On Thu, Apr 14, 2016 at 01:40:21PM -0400, David Steele wrote:

On 4/14/16 1:33 PM, Tom Lane wrote:

David Steele <david@pgmasters.net> writes:

On 4/14/16 7:16 AM, Andreas Karlsson wrote:

I am personally not a fan of the pg_get_Xdef() functions due to their
heavy reliance on the syscache which feels rather unsafe in combination
with concurrent DDL.

As far as I know pg_dump share locks everything before it starts so
there shouldn't be issues with concurrent DDL. Try creating a new
inherited table with FKs, etc. during a pg_dump and you'll see lots of
fun lock waits.

I think pg_dump is reasonably proof against DDL on tables. It is not
at all proof against DDL on other sorts of objects, such as functions,
because of the fact that the syscache will follow catalog updates that
occur after pg_dump's transaction snapshot.

Hmm, OK. I'll need to go look at that.

I thought that the backend running the pg_dump would fill it's syscache
when it took all the locks and then not update them during the actual
dump.

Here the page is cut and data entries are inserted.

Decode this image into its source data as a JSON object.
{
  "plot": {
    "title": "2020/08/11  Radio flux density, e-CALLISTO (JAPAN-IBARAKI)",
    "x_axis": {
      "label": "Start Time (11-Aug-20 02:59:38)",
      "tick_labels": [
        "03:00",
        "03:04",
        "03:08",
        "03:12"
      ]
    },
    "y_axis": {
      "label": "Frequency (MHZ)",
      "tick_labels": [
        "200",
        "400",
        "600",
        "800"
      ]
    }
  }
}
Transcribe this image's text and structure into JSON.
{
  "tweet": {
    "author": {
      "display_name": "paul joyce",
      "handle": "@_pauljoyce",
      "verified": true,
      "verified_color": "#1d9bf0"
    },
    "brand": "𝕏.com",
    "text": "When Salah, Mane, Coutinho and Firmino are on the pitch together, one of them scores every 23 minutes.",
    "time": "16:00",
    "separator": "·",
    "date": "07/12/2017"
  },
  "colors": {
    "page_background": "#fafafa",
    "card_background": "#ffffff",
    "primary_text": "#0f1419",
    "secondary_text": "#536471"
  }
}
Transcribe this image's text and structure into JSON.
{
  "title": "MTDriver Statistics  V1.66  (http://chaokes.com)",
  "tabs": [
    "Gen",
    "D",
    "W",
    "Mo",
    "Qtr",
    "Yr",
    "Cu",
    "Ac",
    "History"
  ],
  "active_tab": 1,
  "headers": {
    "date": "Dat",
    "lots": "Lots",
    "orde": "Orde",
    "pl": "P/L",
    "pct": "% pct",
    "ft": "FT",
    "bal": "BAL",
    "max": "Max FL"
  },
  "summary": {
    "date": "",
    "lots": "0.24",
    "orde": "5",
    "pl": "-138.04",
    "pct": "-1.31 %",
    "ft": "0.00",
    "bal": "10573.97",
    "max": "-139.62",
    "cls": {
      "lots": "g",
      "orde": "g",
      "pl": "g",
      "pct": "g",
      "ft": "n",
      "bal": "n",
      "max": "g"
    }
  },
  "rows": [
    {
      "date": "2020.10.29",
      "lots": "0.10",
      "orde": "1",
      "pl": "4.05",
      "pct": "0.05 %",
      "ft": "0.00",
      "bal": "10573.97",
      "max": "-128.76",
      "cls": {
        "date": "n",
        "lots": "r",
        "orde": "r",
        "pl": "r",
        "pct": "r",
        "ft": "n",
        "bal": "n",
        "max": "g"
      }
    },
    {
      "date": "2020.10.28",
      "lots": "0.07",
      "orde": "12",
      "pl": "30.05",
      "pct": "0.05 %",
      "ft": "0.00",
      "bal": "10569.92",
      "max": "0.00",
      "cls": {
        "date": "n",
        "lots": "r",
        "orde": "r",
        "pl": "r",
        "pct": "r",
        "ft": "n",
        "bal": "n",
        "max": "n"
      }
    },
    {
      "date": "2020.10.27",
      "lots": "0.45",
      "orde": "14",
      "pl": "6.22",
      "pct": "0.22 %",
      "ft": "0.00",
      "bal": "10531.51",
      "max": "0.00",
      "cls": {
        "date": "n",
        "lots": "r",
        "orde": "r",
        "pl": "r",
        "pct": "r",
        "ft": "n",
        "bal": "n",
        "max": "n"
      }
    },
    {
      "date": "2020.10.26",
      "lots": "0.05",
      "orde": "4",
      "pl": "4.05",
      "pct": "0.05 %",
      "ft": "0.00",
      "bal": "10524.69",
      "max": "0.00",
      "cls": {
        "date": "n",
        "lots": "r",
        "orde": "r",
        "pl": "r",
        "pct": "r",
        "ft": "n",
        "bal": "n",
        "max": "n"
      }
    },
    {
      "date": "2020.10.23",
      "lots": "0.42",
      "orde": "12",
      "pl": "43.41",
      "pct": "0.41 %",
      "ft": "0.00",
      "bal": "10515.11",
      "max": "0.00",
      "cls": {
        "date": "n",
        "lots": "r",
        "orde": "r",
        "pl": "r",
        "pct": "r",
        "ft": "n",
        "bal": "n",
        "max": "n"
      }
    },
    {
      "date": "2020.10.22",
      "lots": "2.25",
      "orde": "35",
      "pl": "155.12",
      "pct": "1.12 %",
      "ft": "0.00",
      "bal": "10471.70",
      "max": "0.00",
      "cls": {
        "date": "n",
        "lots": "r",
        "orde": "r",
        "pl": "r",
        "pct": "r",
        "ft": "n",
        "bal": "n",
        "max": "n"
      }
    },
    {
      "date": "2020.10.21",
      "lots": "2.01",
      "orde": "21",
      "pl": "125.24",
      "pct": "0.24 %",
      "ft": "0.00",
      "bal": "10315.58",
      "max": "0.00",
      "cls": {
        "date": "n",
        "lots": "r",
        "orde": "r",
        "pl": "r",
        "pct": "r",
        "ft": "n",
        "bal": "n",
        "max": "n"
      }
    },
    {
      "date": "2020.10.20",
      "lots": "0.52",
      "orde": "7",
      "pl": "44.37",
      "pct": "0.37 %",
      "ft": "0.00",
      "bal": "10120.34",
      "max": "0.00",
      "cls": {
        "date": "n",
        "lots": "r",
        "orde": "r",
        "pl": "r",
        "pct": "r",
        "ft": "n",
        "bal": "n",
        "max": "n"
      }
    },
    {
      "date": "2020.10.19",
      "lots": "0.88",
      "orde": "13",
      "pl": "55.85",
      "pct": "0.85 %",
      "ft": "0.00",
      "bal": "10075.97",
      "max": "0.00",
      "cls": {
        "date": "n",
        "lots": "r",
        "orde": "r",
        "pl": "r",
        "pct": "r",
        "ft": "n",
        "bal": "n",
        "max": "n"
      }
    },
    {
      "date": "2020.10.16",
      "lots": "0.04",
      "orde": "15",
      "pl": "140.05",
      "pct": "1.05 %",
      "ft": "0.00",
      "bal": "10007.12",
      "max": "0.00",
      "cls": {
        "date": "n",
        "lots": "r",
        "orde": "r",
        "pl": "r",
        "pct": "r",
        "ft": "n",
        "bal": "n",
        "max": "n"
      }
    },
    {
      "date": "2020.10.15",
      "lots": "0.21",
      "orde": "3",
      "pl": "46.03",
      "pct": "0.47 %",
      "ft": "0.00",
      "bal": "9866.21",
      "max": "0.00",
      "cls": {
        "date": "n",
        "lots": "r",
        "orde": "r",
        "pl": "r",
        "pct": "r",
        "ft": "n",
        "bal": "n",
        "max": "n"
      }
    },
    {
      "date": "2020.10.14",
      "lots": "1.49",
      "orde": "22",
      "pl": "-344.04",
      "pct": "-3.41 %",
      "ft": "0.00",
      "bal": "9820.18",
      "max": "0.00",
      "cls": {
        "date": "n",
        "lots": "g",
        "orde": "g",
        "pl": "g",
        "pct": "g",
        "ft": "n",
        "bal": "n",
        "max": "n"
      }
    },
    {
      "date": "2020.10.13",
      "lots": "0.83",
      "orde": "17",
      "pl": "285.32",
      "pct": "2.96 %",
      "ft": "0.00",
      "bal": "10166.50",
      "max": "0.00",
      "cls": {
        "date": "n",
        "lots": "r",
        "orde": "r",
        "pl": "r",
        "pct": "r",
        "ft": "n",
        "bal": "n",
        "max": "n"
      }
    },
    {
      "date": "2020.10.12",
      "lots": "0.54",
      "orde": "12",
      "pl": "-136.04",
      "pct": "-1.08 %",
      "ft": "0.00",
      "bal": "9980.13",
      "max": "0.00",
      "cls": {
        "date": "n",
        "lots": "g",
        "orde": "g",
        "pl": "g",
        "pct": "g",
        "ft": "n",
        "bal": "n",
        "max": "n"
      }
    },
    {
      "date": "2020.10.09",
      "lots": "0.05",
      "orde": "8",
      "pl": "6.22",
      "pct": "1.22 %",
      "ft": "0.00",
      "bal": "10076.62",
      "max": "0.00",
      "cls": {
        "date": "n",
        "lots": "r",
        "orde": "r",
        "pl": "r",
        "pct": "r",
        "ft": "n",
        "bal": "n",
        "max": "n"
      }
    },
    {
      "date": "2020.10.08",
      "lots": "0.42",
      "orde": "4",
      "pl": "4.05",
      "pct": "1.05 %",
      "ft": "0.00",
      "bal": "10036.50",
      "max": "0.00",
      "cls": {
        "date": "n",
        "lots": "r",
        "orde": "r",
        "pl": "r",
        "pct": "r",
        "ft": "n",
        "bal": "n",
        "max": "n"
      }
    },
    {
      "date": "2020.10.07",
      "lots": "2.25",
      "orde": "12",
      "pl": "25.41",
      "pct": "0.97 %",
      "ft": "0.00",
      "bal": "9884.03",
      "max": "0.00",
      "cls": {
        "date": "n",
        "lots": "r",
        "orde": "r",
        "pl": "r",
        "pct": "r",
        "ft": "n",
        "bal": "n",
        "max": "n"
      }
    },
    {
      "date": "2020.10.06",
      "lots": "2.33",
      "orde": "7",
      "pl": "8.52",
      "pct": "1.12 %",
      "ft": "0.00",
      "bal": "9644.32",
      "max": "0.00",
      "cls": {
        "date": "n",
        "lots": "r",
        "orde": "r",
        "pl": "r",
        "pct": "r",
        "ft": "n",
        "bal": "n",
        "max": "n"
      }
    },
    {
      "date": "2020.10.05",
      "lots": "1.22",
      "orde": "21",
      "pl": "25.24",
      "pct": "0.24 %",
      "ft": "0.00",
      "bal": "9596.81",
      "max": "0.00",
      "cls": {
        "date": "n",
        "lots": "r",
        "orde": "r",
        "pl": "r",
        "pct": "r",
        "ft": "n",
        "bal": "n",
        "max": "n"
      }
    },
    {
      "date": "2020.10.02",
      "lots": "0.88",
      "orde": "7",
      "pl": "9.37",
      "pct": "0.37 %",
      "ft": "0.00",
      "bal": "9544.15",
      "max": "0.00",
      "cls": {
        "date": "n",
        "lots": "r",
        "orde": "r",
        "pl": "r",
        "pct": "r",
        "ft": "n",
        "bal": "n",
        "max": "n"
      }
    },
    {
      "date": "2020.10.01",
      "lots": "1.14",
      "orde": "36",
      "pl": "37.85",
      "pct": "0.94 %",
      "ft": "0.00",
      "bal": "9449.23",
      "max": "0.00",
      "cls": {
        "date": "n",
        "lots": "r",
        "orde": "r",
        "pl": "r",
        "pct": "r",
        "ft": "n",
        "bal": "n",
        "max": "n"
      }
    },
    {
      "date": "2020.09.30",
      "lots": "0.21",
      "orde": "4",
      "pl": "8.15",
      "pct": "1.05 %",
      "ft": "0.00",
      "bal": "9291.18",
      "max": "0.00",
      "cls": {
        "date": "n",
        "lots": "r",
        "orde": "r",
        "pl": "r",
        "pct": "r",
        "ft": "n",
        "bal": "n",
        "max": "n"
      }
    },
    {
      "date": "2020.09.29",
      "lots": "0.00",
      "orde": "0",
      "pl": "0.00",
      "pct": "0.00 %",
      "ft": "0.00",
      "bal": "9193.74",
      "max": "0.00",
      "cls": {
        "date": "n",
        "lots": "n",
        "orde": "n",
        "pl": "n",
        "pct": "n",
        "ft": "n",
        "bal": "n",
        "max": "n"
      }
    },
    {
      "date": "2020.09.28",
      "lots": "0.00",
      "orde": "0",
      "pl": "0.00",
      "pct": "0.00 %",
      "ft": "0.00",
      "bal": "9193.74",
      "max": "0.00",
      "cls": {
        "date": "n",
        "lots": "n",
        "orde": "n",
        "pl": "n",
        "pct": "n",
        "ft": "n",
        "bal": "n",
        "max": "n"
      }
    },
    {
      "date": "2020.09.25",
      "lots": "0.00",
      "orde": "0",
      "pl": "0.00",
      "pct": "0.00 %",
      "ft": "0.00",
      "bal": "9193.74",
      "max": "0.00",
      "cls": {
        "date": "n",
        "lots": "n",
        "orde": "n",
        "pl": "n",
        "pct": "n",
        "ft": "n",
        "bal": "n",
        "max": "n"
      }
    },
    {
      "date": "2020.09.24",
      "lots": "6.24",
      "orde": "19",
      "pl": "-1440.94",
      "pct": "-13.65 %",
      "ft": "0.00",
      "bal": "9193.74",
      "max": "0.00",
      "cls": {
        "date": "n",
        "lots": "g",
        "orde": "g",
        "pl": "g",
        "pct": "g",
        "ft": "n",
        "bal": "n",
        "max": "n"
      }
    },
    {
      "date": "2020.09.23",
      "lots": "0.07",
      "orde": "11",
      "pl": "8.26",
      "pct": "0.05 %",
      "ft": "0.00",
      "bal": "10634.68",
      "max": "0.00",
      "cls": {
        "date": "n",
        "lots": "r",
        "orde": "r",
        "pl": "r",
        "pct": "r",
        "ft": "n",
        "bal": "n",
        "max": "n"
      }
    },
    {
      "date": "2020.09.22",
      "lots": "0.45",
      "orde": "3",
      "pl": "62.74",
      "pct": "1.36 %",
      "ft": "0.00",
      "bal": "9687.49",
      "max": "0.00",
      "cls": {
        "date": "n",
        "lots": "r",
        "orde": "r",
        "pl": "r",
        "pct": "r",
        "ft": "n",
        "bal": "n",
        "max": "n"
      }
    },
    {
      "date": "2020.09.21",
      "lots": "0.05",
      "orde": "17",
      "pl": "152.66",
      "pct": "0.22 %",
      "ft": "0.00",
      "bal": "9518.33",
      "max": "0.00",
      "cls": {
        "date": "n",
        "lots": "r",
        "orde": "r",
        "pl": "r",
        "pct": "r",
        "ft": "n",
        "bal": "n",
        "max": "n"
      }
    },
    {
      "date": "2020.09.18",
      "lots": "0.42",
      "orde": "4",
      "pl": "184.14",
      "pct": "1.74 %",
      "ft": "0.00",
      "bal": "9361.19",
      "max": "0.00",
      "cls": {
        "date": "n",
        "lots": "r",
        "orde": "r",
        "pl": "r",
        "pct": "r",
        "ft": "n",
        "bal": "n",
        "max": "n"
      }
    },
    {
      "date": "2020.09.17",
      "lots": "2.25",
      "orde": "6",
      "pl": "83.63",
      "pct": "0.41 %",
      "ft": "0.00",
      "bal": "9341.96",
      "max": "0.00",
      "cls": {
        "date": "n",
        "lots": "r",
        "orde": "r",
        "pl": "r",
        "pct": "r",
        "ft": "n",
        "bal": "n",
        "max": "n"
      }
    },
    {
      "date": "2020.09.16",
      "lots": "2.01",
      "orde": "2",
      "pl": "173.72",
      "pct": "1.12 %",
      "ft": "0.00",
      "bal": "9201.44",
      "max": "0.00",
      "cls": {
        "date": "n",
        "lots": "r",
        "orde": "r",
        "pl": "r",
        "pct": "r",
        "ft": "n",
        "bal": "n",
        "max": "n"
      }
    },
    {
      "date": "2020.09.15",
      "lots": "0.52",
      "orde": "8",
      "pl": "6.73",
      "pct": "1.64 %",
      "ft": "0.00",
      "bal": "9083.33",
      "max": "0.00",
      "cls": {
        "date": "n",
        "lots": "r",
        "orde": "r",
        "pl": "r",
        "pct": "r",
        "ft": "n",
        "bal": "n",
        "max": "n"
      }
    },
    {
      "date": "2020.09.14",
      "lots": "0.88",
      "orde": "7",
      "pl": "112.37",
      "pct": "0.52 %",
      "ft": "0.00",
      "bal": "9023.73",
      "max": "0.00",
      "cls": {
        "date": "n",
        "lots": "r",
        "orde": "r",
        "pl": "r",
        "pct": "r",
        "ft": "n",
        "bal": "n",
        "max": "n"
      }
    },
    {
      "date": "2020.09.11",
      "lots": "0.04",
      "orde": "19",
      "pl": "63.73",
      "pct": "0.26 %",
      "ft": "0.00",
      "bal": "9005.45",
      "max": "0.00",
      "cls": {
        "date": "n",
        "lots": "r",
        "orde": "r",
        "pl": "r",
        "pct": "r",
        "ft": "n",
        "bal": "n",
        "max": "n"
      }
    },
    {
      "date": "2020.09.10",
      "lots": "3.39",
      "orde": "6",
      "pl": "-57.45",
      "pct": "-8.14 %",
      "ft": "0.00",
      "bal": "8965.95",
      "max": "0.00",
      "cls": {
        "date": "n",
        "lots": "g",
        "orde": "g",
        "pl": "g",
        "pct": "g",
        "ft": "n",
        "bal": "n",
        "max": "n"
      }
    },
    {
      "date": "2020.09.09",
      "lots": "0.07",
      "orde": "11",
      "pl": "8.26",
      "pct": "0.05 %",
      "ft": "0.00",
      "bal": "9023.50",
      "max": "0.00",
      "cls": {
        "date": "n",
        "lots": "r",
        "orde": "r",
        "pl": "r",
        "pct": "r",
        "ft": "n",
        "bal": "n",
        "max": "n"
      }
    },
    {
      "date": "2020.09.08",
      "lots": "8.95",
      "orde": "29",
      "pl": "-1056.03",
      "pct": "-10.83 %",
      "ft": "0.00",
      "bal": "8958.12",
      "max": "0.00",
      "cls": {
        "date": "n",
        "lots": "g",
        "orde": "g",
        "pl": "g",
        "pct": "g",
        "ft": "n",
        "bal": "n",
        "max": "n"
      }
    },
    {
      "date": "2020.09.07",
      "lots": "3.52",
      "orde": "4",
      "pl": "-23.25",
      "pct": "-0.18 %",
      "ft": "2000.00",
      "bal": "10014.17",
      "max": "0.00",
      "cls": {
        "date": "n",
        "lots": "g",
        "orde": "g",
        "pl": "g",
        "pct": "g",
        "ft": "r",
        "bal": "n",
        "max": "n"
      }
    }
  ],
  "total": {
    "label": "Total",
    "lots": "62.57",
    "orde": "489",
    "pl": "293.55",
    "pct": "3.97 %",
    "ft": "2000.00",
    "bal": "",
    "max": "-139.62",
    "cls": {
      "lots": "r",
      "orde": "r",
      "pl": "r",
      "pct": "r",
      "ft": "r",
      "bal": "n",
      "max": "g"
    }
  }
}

If that's not the case then it's a bit scary, yes.

It seems to make a good case for physical backups vs. logical.

I think another issue is that the pg_dump backend gets cache
invalidations from other backends that cause it to reload the cache with
new contents, so even if you pre-loaded the cache at snapshot time, you
would still need to ignore cache invalidations from other backends.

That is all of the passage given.